なにも知らずに施策を行うと、SEOでターゲットとしたキーワードがCVを生むものなかどうかも不明な為、仮に結果的にそういうキーワードで上位表示出来たとして、売上にほとんどつながらないという事態も起こりえます。

リスティング広告であればキーワードの軌道修正は容易です。また、リスティング広告の運用を通じて得られたキーワードのデータは、自社の資産になるため、次の施策に活かすことができます。

編集者注:

補足しますと、SEOでは(not provided)の問題もあり、キーワード毎のパフォーマンス測定とか意外なCVキーワードの発見などが以前に比べかなり困難になっています。

それに加えて、どうしてもサイト側のコンテンツに流入キーワードが依存するという制限もありますので、リスティング広告のような柔軟性やスピード感はSEOでは難しいんですよね。。

SEOで大半が(not provided)となっているケースでは、キーワード軸の分析ではなく、自然検索経由のランディングページ→CVなどといった経路の分析を中心にシフトすることも多くなってきました(例えばこのサイトは85%くらいが(not provided)です)。

アクセスはあるがコンバージョン(お問い合わせ)に至っていない場合

そこそこアクセスがあってコンバージョン(お問い合わせ)が目標に到達していないという場合、

  • サイトに来ているユーザーのニーズとサイトの内容が合致していない
  • CVが取れると予測しているキーワードと違うキーワードでのアクセスが多い
  • SEOでの最適化ができておらず、望まないページが上位表示されてしまっている。
  • スマホのアクセスが多いのに対応していない

などなど理由はさまざまです。

月間で数十万とか数百万のアクセスがあれば、解析専門の方に分析を依頼することが最も有効な方法となりうることもありますが、一般的な中小企業の場合、月間で数百~数千という小さい規模のアクセスをどのように売上につなげるか、ということを考えなければならないのです。

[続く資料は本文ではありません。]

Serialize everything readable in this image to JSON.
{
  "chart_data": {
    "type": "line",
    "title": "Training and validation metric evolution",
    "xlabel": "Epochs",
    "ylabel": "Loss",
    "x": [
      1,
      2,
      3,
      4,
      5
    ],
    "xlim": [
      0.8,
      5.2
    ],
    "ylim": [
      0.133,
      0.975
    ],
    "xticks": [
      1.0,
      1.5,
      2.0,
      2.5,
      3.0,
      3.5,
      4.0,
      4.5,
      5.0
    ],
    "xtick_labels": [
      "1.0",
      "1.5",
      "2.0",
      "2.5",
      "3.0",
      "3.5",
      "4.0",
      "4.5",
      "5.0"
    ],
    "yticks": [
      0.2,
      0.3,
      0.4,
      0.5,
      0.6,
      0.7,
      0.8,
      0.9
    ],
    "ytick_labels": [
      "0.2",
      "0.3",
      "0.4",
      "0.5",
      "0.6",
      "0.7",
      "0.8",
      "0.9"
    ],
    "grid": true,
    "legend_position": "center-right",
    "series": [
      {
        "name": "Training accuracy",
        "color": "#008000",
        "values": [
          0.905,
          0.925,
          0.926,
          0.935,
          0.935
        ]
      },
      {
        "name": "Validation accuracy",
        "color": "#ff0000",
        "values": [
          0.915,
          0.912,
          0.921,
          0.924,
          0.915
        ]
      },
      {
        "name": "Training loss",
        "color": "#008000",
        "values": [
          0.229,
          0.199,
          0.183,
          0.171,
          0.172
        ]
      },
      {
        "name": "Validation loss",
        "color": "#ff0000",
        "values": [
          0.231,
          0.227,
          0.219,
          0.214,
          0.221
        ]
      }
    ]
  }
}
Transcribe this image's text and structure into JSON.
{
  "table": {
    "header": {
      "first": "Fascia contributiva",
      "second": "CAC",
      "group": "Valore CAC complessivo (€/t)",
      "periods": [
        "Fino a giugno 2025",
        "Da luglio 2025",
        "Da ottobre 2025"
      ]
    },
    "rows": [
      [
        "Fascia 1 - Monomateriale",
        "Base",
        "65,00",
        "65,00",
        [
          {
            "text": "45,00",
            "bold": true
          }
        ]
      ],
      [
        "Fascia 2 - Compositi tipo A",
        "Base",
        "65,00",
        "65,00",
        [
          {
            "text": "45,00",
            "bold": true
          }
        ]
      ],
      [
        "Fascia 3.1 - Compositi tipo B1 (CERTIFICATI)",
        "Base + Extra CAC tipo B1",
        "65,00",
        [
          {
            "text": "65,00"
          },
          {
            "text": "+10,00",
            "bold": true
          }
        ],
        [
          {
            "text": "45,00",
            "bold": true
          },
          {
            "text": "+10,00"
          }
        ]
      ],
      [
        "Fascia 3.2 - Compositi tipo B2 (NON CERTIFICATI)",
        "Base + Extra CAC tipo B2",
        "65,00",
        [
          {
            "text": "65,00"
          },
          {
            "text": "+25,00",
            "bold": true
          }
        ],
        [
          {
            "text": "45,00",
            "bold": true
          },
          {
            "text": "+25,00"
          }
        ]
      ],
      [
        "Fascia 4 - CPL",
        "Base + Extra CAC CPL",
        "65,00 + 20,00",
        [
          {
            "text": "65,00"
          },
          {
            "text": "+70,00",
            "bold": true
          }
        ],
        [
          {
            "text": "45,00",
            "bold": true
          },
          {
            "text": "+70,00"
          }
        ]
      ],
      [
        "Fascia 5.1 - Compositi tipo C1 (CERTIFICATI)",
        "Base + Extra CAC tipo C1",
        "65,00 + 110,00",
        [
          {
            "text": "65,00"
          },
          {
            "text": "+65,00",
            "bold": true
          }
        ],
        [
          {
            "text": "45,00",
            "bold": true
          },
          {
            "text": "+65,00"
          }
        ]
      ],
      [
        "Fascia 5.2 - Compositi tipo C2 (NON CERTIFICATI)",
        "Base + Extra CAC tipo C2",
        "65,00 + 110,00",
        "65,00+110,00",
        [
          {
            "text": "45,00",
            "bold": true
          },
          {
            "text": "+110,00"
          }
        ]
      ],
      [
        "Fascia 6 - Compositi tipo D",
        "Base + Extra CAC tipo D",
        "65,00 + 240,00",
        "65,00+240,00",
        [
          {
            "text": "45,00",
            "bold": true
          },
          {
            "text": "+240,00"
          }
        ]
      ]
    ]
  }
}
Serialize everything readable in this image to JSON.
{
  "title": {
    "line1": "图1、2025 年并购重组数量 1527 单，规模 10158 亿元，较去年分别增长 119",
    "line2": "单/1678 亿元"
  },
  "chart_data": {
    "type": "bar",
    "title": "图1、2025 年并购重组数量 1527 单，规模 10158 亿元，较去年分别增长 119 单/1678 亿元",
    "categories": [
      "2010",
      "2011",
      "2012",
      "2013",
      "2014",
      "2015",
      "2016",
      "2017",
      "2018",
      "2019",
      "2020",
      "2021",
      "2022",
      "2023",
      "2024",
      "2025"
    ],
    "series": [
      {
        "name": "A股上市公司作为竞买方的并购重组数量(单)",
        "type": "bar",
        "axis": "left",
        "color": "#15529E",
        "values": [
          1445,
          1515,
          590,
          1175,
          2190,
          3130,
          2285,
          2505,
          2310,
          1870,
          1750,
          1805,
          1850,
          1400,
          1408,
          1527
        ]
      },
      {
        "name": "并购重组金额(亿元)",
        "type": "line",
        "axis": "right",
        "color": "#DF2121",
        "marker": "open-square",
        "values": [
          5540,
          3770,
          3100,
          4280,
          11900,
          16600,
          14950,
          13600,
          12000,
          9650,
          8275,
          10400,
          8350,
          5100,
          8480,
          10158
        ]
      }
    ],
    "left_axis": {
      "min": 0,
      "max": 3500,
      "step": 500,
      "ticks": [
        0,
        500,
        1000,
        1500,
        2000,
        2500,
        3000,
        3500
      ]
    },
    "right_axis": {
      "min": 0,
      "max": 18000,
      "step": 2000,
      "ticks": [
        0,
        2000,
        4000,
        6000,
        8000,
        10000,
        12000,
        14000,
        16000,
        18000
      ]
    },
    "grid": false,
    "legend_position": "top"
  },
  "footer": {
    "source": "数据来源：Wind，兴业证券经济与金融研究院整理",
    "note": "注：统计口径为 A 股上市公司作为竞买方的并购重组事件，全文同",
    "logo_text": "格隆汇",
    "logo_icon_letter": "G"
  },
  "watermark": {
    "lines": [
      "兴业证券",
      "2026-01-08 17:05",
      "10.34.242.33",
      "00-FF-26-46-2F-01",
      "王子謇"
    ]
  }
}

その場合は、まずは自社のアクセス解析を見て、下記の点を確認してみましょう。

  • 流入元(どこからのアクセスが多いか?)
  • 検索キーワード(どんなキーワードで検索しているか?)
  • デバイス(PCとスマートフォンのどちらが多く見られているか?)
  • エリア(ターゲットとなるエリアの人に見られているか?)

ということです。アクセスが無い場合でもお伝えしましたが、まず、大事なことは何より現状把握です。すると、問題点が浮き彫りになってきますので、そこから対応策を考えることが必要です。

例えば、これまでWeb担当者がいない会社の場合、スタッフ全員(できれば、受付の方やバイトの方なども一緒にいると良いです)で、一度、自社の状況をお話してみましょう。
普段意識をしていない人でも、インターネットに触れない人は少ないので、

  • あれ、うちの会社このキーワードで出ないんですか?
  • 僕、このサイト使うんですけど、ここに出せないんですかね?
  • 私はこんな感じのサイトだったら信頼感が出るわ〜。

など、結構色んな意見が出てくることが多いのでオススメです(もちろん、意見が出やすいように、ある程度の準備はしましょう)。

この場合、

  • コンバージョンに至りそうなキーワードでリスティングをやってみる、
  • SEOを見直す
  • リニューアルしてみる

という選択肢は変わりませんが、実際の生の声が聞けるので、優先度をつけて行動することができます。

リスティング広告の推奨書籍

もしもリスティング広告をしっかりと学びたいと言う方は、まずこちらの書籍を読まれることをおすすめします。

書籍:新版 リスティング広告 成功の法則

リスティング広告の世界で知らない人はいないであろう、アナグラムの阿部氏の著書です。基礎的な考え方から実務的なテクニックまで網羅されていますので、読まれていない方は是非手に取ってみてください。

本日のまとめ

インハウスで始めるにしろ外注するにしろ、仕組みを理解することが成功への第一歩です。

何度もいいますが大事なことは、現状把握です。その上で、下記手順で進めてみましょう。

  1. 自社のサイトがお問い合わせがとれているか?アクセスが足りてるかを把握する
  2. どのキーワードでコンバージョンが取れるかわからない場合、まずはリスティング広告で調査を行う
  3. その上で、SEOで対策を行うキーワードを決める

さて、いかがでしたでしょうか。

Webマーケティングを実践されてきた方にとってはとても基本的なことかもしれませんがが、ネットに蔓延している新しい技術やテクニックに目を奪われるのではなく、まずは足元をしっかりと見つめる事から始めてみることをおすすめします。